Since then, I've been influenced by Brad Warner, Ken Wilber (wow, I typed those two names one after the other and my computer didn't burst into flames!)...I had a bit of a Zen revival when I started listening to an audiobook by Steve Hagen...but before that, I actually got into a totally misguided entanglement with Holosync and binaural beat entrainment stuff. I kept reading...I sat intermittently...sometimes the spaces between sittings would be months.

Of course, now I'm influenced pretty heavily by this place - but it fits in well with Hagen and some of the other stuff I'd read and some of the other places I'd sit. I just could never really fit in at any of the Sangha's I'd attempted to connect with in the past...part of the problem was how unstable my material situation was. I kept getting sucked back to Iron Mountain, MI - where there are no Zen centers. It's taken a long time for me to get off the ground and get the sort of stability where committing to a Sangha was really possible.

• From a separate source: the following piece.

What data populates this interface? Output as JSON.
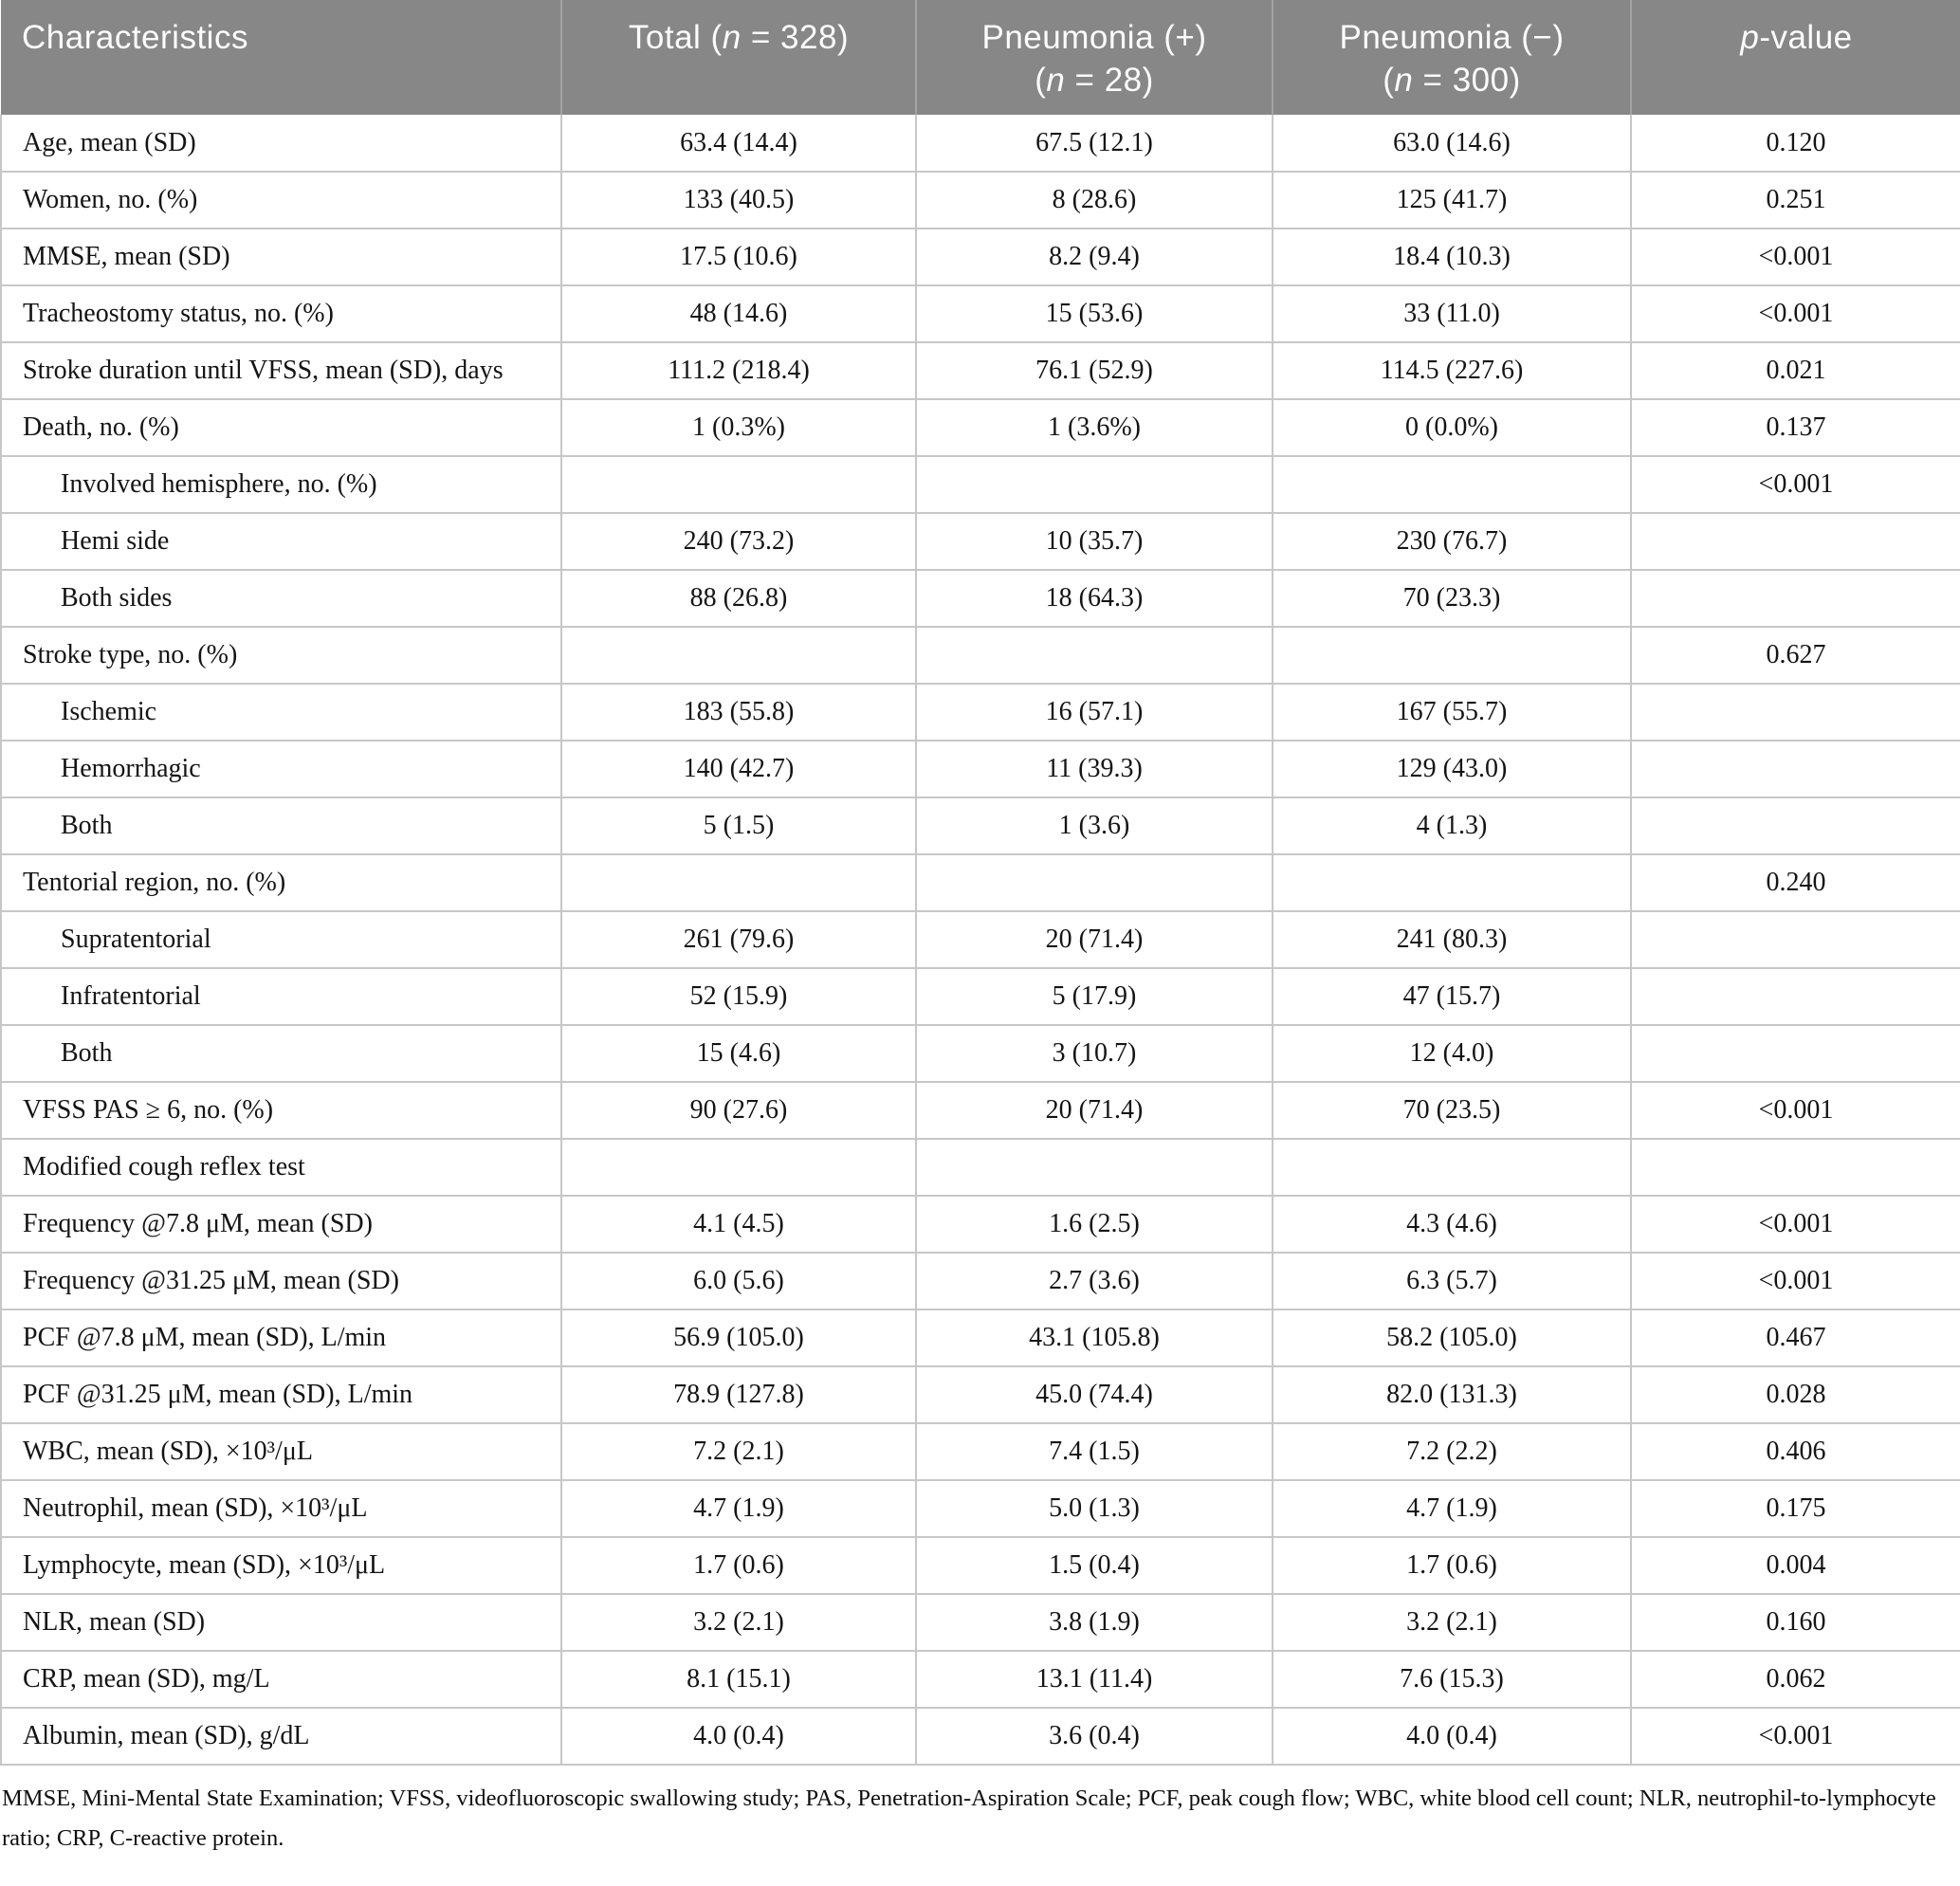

So yeah...'Beyond the Occult' got me started...then Benjamin Hoff's stuff, then Trungpa, the Beats, Hagen, Thannissaro Bhikku, Ken Wilber (actually, Wilber's had a lot of influence on my entire orientation to everything - and also helped me reconcile with people from other mystic/meditative traditions). I'm missing some stuff here, but it's still a really sparse list. In a lot of ways though, I think I'd have been a lot better off with fewer books and ONE really good teacher/sangha.